Quitting smoking is hard. Jack Rose knows. For more than 40 years, the Adams County resident depended on cigarettes to get him through his day. He wanted to quit, but couldn’t.
Most former smokers can sympathize with Jack’s dilemma. Many will tell you that quitting was without a doubt the toughest thing they ever did, but it was also the best thing they ever did.
In January 2013, Jack Rose signed up for a free, seven-week program called Freedom from Smoking, which was held at WellSpan Gettysburg Hospital.
“I decided to stop fooling myself,” he said. “I tried quitting enough times on my own to know that I needed some help with this.”

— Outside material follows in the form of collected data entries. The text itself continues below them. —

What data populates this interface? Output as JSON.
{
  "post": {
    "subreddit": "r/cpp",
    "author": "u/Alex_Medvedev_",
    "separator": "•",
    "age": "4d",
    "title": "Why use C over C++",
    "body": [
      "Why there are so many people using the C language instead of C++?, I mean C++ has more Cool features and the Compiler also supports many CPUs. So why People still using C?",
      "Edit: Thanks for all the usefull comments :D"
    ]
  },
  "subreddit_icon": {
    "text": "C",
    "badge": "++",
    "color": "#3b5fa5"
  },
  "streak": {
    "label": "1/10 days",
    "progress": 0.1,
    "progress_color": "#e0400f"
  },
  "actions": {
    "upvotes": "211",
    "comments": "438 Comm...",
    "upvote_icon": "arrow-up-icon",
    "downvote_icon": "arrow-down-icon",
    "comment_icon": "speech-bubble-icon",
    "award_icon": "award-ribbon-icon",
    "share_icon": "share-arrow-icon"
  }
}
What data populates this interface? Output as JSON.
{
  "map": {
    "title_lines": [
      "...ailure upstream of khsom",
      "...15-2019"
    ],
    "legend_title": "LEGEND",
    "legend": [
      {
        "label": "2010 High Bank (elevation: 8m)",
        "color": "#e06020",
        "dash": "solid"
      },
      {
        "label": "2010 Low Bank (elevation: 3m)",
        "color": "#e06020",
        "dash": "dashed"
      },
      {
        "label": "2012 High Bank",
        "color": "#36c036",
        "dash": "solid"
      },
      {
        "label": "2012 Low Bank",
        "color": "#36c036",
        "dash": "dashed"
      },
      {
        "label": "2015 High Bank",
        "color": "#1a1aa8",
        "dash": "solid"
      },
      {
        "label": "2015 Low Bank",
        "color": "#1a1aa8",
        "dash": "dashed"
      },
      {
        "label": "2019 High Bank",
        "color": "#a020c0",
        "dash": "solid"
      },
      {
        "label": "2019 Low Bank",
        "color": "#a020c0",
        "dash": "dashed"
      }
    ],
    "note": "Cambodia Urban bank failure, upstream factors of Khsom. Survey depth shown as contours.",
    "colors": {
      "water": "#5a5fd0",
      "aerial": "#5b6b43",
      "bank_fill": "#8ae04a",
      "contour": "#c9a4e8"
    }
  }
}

Rose admits that he showed up the first night a skeptic. But he left confident of success. He particularly liked how the class was organized into three- and four-person support teams.
“When you’re working with other people, it feels like you have someone to answer to,” he said.
The Freedom from Smoking curriculum was designed by the American Lung Association. Rose and his classmates learned techniques for avoiding smoking triggers, for dealing with stress and preventing weight gain, and for getting through the toughest urges and cravings.
About halfway through the course came Quit Day, when they said goodbye to tobacco forever.
Students were offered a free, one-month supply of nicotine patch, gum, or lozenge. They also left with a tool kit of cinnamon sticks and other cigarette substitutes. And, of course, they had each other. The support teams would help them get through the most difficult days.
The program has a higher-than-average success rate. Forty-four percent of her students remain tobacco-free six months after graduation. The state average is 23 percent.
Rose is still tobacco-free, and proud of it, but he admits the urges have worsened lately. He plans to start attending monthly support group meetings, where he can once again gain strength from others.
Classes at WellSpan Gettysburg Hospital are funded through a grant from the Pennsylvania Department of Health. In 2012, WellSpan decided to bring Freedom from Smoking to York County, even though no grant funding was available.
Kevin Alvarnaz, WellSpan’s director of community health improvement, said the program’s track record justifies its cost.
“It has worked so well for Adams County, and we’ve seen so much success there, that we made the commitment to bring it to York County residents, and adopt it to their needs,” Alvarnaz said.